Dire qu'il m'appellait chef y'a encore quelques heures... On risque de pas tarder à se refoutre sur la gueule.
- Non, j'en ai eu marre de l'ambiance post-apo, j'ai vu de la lumière alors je suis rentré. De qui vous parlez ?
Elles ont ri. J'avais jamais entendu un rire comme ça. Il était diablement pur, avec un drôle d'effet éthéré, repiqué avec un delay.
Quatrième coup de coude.

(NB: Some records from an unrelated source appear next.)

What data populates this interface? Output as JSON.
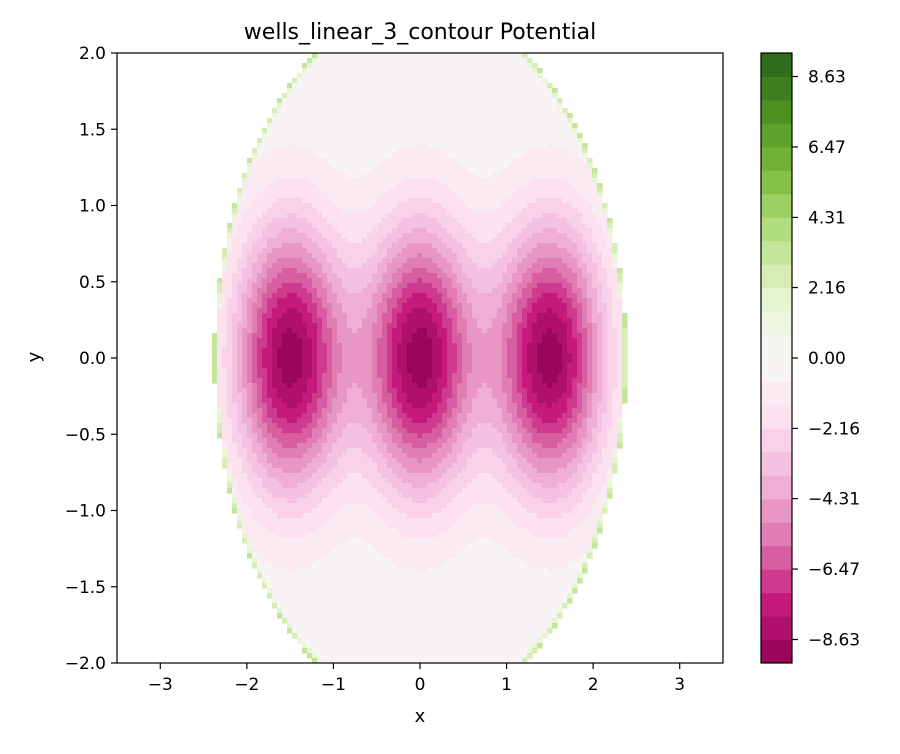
{
  "chart_data": {
    "type": "heatmap",
    "subtype": "filled-contour",
    "title": "wells_linear_3_contour Potential",
    "xlabel": "x",
    "ylabel": "y",
    "xlim": [
      -3.5,
      3.5
    ],
    "ylim": [
      -2.0,
      2.0
    ],
    "x_ticks": [
      -3,
      -2,
      -1,
      0,
      1,
      2,
      3
    ],
    "x_tick_labels": [
      "−3",
      "−2",
      "−1",
      "0",
      "1",
      "2",
      "3"
    ],
    "y_ticks": [
      2.0,
      1.5,
      1.0,
      0.5,
      0.0,
      -0.5,
      -1.0,
      -1.5,
      -2.0
    ],
    "y_tick_labels": [
      "2.0",
      "1.5",
      "1.0",
      "0.5",
      "0.0",
      "−0.5",
      "−1.0",
      "−1.5",
      "−2.0"
    ],
    "grid": false,
    "colormap": "PiYG",
    "colorbar": {
      "range": [
        -9.35,
        9.35
      ],
      "levels": 26,
      "ticks": [
        8.63,
        6.47,
        4.31,
        2.16,
        0.0,
        -2.16,
        -4.31,
        -6.47,
        -8.63
      ],
      "tick_labels": [
        "8.63",
        "6.47",
        "4.31",
        "2.16",
        "0.00",
        "−2.16",
        "−4.31",
        "−6.47",
        "−8.63"
      ]
    },
    "domain_boundary": {
      "shape": "ellipse",
      "semi_axis_x": 2.38,
      "semi_axis_y": 2.32
    },
    "wells": [
      {
        "x": -1.5,
        "y": 0.0,
        "depth": -9.0
      },
      {
        "x": 0.0,
        "y": 0.0,
        "depth": -9.0
      },
      {
        "x": 1.5,
        "y": 0.0,
        "depth": -9.0
      }
    ],
    "well_width": {
      "sx": 0.45,
      "sy": 0.62
    }
  }
}
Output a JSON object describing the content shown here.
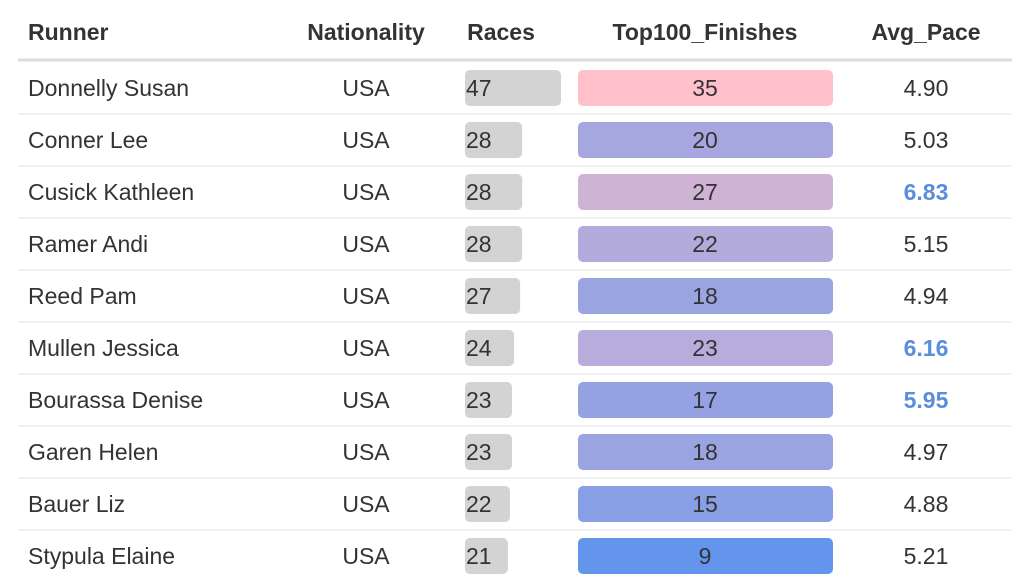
{
  "chart_data": {
    "type": "table",
    "columns": [
      "Runner",
      "Nationality",
      "Races",
      "Top100_Finishes",
      "Avg_Pace"
    ],
    "rows": [
      {
        "runner": "Donnelly Susan",
        "nationality": "USA",
        "races": 47,
        "top100": 35,
        "pace": "4.90",
        "pace_highlight": false
      },
      {
        "runner": "Conner Lee",
        "nationality": "USA",
        "races": 28,
        "top100": 20,
        "pace": "5.03",
        "pace_highlight": false
      },
      {
        "runner": "Cusick Kathleen",
        "nationality": "USA",
        "races": 28,
        "top100": 27,
        "pace": "6.83",
        "pace_highlight": true
      },
      {
        "runner": "Ramer Andi",
        "nationality": "USA",
        "races": 28,
        "top100": 22,
        "pace": "5.15",
        "pace_highlight": false
      },
      {
        "runner": "Reed Pam",
        "nationality": "USA",
        "races": 27,
        "top100": 18,
        "pace": "4.94",
        "pace_highlight": false
      },
      {
        "runner": "Mullen Jessica",
        "nationality": "USA",
        "races": 24,
        "top100": 23,
        "pace": "6.16",
        "pace_highlight": true
      },
      {
        "runner": "Bourassa Denise",
        "nationality": "USA",
        "races": 23,
        "top100": 17,
        "pace": "5.95",
        "pace_highlight": true
      },
      {
        "runner": "Garen Helen",
        "nationality": "USA",
        "races": 23,
        "top100": 18,
        "pace": "4.97",
        "pace_highlight": false
      },
      {
        "runner": "Bauer Liz",
        "nationality": "USA",
        "races": 22,
        "top100": 15,
        "pace": "4.88",
        "pace_highlight": false
      },
      {
        "runner": "Stypula Elaine",
        "nationality": "USA",
        "races": 21,
        "top100": 9,
        "pace": "5.21",
        "pace_highlight": false
      }
    ],
    "races_bar_color": "#d3d3d3",
    "top100_color_low": "#6495ed",
    "top100_color_high": "#ffc0cb",
    "highlight_text_color": "#5b8ddd",
    "text_color": "#333333",
    "grid": true
  }
}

Prochain coup elle va me plaquer la tête dans son décolleté, c'est pas possible autrement.
Noire a reporté son regard sur Seb qui disait toujours rien.
- C'est le moment, dit-elle. Je compte sur toi.
Regard noir de ma muse. Maintenant c'est sûr, Solenne va m'émasculer dans la prochaine scène. Adieu, virilité... On s'est bien marrés. Même si parfois tu me cassais les c-
- Faudrait arrêter de me voir comme un leader. C'est Seb le chef maintenant. Il nous a à peu près sauvé la vie cette nuit.
Noire a encore souri et je me suis décalé discrètement de la trajectoire d'un hypothétique mom dolyo tchagui émanant des parfaites gambettes de ma dulcinée chérie d'amour.
J'ai remarqué une tension asymétrique de sa lèvre qui m'a instinctivement fait dire qu'elle avait quelque chose à cacher à propos de ce fameux blocage de portes. C'est son boulot, après tout. J'ai rejoint les autres en haut.
A l'étage-mezzanine, en face des portes, on s'est vite rendu compte que certaines portaient nos noms. Les trois démons nous regardaient avec bienveillance.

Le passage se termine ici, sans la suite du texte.